New HIV Vaccine Shows Huge Promise in First-In-Human Trial

A new vaccine for the prevention of HIV has successfully passed the first stage of the in-human trial.

Dr William Schief, a professor and immunologist at Scripps research and executive director of vaccine design at IAVI’s neutralizing antibody centre where the vaccine was developed said the vaccine was produced by triggering the right B cells that have the potential to develop into bnAb-secreting cells otherwise known as broadly neutralizing antibodies (bnAbs).

IAVI and Scripps research reports that the vaccine which is being developed to act as an immune primer that triggers the activation of naïve B cells via a process called germline-targeting is the first stage in a multi-step vaccine regimen to elicit the production of many different types of bnAbs.

The bnAbs successfully stimulated the production of the rare immune cells needed to generate antibodies against HIV in 97 percent of participants.

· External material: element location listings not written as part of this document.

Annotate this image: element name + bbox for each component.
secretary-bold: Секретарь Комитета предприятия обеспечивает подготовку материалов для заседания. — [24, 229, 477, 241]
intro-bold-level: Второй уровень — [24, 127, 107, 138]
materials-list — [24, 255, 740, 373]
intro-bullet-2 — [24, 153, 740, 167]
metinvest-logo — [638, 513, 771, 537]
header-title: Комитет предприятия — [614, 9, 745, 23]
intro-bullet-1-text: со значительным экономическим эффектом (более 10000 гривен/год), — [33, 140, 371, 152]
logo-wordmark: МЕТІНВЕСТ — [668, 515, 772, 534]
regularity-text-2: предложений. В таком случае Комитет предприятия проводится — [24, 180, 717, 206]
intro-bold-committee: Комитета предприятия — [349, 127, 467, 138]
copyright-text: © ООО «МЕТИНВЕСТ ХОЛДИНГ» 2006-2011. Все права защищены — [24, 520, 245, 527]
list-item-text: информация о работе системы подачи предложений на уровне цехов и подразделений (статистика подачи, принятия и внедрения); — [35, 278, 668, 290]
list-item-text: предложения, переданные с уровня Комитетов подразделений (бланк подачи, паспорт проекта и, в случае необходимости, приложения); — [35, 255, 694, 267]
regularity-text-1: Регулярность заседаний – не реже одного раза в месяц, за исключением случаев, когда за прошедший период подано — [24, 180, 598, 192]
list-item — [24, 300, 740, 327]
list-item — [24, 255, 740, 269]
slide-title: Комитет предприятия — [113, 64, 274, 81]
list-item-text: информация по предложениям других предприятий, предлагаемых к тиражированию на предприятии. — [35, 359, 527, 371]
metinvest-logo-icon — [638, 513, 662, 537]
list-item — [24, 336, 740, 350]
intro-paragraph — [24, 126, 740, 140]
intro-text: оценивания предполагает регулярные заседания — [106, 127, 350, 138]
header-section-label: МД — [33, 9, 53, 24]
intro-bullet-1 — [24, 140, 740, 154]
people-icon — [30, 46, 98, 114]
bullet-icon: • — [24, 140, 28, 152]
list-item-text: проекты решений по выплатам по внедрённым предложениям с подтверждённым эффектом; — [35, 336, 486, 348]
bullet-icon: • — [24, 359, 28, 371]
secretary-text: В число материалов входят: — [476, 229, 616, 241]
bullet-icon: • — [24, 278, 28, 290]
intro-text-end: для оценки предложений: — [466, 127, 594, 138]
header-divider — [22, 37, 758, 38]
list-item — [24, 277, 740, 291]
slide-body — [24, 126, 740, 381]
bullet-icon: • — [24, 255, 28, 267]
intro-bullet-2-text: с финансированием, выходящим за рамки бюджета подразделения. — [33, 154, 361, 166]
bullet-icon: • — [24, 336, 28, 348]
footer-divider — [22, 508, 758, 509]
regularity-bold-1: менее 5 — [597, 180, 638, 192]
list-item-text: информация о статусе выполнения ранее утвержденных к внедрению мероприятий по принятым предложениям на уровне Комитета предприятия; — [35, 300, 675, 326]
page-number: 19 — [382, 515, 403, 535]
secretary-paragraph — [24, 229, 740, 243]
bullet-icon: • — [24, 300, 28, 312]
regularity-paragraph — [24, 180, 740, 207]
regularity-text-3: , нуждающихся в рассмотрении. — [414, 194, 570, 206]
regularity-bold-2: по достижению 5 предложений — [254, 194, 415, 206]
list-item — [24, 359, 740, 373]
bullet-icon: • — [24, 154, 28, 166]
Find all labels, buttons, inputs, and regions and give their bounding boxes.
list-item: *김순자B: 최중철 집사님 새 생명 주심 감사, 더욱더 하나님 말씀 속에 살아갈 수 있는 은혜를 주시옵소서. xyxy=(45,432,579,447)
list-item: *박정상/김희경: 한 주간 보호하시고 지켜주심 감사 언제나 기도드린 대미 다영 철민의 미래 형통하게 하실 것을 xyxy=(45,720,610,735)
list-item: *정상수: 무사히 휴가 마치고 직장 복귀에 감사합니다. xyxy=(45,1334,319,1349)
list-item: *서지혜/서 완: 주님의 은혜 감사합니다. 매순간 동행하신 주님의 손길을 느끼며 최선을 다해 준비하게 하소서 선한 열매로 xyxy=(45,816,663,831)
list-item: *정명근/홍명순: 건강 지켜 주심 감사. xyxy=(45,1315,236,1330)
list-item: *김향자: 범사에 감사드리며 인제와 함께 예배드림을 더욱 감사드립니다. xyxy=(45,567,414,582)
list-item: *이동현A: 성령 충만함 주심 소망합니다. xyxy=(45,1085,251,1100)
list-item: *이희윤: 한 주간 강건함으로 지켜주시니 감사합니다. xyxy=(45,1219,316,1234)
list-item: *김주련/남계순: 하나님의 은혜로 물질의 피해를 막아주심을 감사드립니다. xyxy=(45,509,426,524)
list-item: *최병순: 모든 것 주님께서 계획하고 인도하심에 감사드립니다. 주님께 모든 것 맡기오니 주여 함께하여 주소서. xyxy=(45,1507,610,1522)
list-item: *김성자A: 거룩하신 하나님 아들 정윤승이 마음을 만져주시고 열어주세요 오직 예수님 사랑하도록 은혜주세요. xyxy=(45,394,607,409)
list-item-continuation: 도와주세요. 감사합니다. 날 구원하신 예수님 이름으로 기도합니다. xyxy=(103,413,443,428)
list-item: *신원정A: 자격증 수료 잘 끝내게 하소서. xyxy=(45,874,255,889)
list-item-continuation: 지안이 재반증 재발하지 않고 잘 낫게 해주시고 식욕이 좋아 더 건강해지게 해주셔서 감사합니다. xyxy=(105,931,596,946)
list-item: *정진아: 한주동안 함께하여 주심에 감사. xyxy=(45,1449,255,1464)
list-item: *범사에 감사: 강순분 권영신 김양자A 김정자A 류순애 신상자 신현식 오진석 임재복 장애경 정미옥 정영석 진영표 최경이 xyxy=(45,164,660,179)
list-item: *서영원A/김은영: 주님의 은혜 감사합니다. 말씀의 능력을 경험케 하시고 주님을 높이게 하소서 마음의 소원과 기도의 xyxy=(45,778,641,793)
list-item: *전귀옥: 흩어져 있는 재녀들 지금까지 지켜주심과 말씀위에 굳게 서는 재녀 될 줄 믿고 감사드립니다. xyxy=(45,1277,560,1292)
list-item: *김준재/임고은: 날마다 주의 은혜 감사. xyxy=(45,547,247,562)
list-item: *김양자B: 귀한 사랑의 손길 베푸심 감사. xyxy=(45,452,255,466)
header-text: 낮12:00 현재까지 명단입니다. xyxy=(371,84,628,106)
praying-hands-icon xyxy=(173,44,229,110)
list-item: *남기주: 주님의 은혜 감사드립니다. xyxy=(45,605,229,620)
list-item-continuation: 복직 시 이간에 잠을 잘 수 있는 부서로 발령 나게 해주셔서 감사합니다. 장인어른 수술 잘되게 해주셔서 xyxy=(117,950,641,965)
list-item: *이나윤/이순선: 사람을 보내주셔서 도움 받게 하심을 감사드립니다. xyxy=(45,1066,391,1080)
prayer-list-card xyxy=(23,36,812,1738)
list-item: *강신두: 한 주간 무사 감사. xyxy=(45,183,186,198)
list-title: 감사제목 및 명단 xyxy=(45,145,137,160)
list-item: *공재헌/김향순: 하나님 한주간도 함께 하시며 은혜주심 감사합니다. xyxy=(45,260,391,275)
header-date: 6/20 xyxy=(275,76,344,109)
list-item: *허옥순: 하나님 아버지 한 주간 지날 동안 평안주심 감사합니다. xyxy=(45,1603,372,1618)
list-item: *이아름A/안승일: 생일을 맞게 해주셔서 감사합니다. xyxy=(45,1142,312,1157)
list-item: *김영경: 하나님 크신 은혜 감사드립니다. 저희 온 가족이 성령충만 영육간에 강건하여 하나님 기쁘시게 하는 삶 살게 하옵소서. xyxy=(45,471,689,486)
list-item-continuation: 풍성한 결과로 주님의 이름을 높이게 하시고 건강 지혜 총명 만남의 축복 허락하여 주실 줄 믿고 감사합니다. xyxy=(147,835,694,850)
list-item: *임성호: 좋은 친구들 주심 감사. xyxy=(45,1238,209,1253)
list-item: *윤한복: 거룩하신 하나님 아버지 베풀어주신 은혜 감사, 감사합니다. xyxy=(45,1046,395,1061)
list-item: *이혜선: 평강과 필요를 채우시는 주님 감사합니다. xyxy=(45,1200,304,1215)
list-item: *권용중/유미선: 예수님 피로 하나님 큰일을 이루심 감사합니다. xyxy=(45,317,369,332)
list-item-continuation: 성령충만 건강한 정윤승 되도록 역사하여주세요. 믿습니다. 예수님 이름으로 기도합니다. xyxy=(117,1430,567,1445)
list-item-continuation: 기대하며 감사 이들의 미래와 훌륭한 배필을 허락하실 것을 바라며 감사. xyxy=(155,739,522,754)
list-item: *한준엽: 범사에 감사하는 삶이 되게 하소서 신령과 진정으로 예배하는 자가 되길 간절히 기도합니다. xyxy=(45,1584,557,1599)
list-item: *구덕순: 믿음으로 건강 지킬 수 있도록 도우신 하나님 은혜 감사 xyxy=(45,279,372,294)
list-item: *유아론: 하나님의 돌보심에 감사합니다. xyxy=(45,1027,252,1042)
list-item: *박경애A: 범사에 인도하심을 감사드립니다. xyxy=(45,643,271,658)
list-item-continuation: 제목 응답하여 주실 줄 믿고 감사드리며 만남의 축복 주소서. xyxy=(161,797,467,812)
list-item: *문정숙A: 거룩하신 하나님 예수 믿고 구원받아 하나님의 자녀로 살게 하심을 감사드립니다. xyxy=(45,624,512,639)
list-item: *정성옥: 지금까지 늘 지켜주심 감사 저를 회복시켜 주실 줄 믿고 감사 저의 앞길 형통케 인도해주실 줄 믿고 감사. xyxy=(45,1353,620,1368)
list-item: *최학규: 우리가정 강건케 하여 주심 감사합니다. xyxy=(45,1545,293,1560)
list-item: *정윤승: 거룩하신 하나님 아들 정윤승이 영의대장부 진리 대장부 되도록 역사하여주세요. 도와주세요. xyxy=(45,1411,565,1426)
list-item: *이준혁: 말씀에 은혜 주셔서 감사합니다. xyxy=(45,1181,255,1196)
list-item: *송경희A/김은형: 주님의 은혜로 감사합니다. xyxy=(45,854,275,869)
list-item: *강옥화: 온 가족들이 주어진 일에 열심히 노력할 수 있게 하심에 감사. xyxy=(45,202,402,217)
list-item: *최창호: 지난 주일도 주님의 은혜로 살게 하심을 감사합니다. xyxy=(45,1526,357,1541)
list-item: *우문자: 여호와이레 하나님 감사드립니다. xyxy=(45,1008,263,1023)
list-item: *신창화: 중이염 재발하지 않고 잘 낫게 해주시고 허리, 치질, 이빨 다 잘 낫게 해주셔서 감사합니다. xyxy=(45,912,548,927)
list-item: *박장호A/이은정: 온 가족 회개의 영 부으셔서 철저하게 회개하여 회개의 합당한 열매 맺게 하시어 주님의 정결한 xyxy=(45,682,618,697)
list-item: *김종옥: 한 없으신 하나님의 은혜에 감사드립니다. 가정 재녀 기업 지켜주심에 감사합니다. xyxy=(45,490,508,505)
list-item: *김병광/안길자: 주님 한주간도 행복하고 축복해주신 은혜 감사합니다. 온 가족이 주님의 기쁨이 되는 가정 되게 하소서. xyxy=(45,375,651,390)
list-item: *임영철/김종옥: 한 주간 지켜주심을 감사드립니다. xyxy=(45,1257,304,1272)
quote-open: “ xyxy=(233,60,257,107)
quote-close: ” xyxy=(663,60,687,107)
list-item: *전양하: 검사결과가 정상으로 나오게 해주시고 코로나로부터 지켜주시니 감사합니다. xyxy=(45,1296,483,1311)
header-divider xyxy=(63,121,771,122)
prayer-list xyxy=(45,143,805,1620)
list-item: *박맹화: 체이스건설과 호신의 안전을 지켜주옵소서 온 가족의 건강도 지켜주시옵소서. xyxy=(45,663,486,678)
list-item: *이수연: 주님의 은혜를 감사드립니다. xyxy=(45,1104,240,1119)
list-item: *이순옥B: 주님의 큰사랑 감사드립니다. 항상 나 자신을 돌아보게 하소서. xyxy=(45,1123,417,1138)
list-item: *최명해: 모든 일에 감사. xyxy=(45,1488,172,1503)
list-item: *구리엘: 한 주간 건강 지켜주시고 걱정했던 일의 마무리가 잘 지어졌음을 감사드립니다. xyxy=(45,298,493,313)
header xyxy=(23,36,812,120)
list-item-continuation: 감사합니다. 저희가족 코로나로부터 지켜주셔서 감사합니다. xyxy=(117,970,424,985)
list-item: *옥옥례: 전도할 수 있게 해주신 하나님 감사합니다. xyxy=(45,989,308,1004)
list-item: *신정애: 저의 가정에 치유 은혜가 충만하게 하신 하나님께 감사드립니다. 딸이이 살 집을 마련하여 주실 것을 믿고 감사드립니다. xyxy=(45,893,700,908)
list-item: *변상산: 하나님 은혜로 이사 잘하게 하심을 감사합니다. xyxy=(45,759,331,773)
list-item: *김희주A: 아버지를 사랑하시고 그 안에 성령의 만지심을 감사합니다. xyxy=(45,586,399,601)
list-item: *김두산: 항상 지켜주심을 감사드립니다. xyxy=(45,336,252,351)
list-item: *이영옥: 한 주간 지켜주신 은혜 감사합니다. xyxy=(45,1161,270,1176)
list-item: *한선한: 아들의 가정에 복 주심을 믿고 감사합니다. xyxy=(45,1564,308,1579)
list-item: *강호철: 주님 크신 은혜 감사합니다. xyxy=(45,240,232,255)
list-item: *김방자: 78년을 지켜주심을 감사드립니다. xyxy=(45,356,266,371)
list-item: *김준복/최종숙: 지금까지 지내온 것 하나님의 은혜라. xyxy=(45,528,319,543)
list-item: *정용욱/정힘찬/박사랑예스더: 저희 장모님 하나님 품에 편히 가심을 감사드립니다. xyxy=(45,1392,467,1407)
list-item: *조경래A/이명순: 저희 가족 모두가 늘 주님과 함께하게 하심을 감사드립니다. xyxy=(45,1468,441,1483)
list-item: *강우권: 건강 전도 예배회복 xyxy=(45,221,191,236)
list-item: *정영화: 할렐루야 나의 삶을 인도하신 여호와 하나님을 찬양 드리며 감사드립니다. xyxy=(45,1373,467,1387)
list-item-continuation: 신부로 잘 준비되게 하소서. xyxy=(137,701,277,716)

According to European Pharmaceutical Reviews, stimulating the production of bnAbs has been pursued as a holy grail in HIV for decades. It is hoped that these specialised blood proteins could attach to HIV surface proteins called spikes, which allow the virus to enter human cells, and disable them via difficult-to-access regions that do not vary much from strain to strain.

Dr William Schief added that for the trial, the targeted cells were only about one in a million of all naïve B cells.

“In this trial, the targeted cells were only about one in a million of all naïve B cells. To get the right antibody response, we first need to prime the right B cells. The data from this trial affirms the ability of the vaccine immunogen to do this.

“This study demonstrates proof of principle for a new vaccine concept for HIV, a concept that could be applied to other pathogens as well. With our many collaborators on the study team, we showed that vaccines can be designed to stimulate rare immune cells with specific properties and this targeted stimulation can be very efficient in humans. We believe this approach will be key to making an HIV vaccine and possibly important for making vaccines against other pathogens.”

One of the lead investigators on the trial, Dr Julie McElrath, senior vice president and director of Fred Hutch’s Vaccine and Infectious Disease Division said the trial was “a landmark study in the HIV vaccine field,” adding that they had demonstrated “success in the first step of a pathway to induce broadly neutralising antibodies against HIV-1.”

In the Phase I IAVI G001trial, 48 healthy adult volunteers were enrolled to receive either a placebo or two doses of the vaccine compound, eOD-GT8 60mer, along with an adjuvant developed by the GlaxoSmithKline.

The company’s said this study sets the stage for additional clinical trials that will seek to refine and extend the approach, with the long-term goal of creating a safe and effective HIV vaccine. As a next step, the collaborators are partnering with the biotechnology company Moderna to develop and test an mRNA-based vaccine that harnesses the approach to produce the same beneficial immune cells. According to the team, using mRNA technology could significantly accelerate the pace of HIV vaccine development, as it did with vaccines for COVID-19.

It is also believed that the same approach could be applied to vaccines for other challenging pathogens such as influenza, dengue, Zika, hepatitis C and malaria.

Dr Dennis Burton, professor and chair of the Department of Immunology and Microbiology at Scripps Research, scientific director of the IAVI Neutralizing Antibody Center and director of the NIH Consortium for HIV/AIDS Vaccine Development added;

“This is a tremendous achievement for vaccine science as a whole.

“This clinical trial has shown that we can drive immune responses in predictable ways to make new and better vaccines, and not just for HIV. We believe this type of vaccine engineering can be applied more broadly, bringing about a new day in vaccinology.”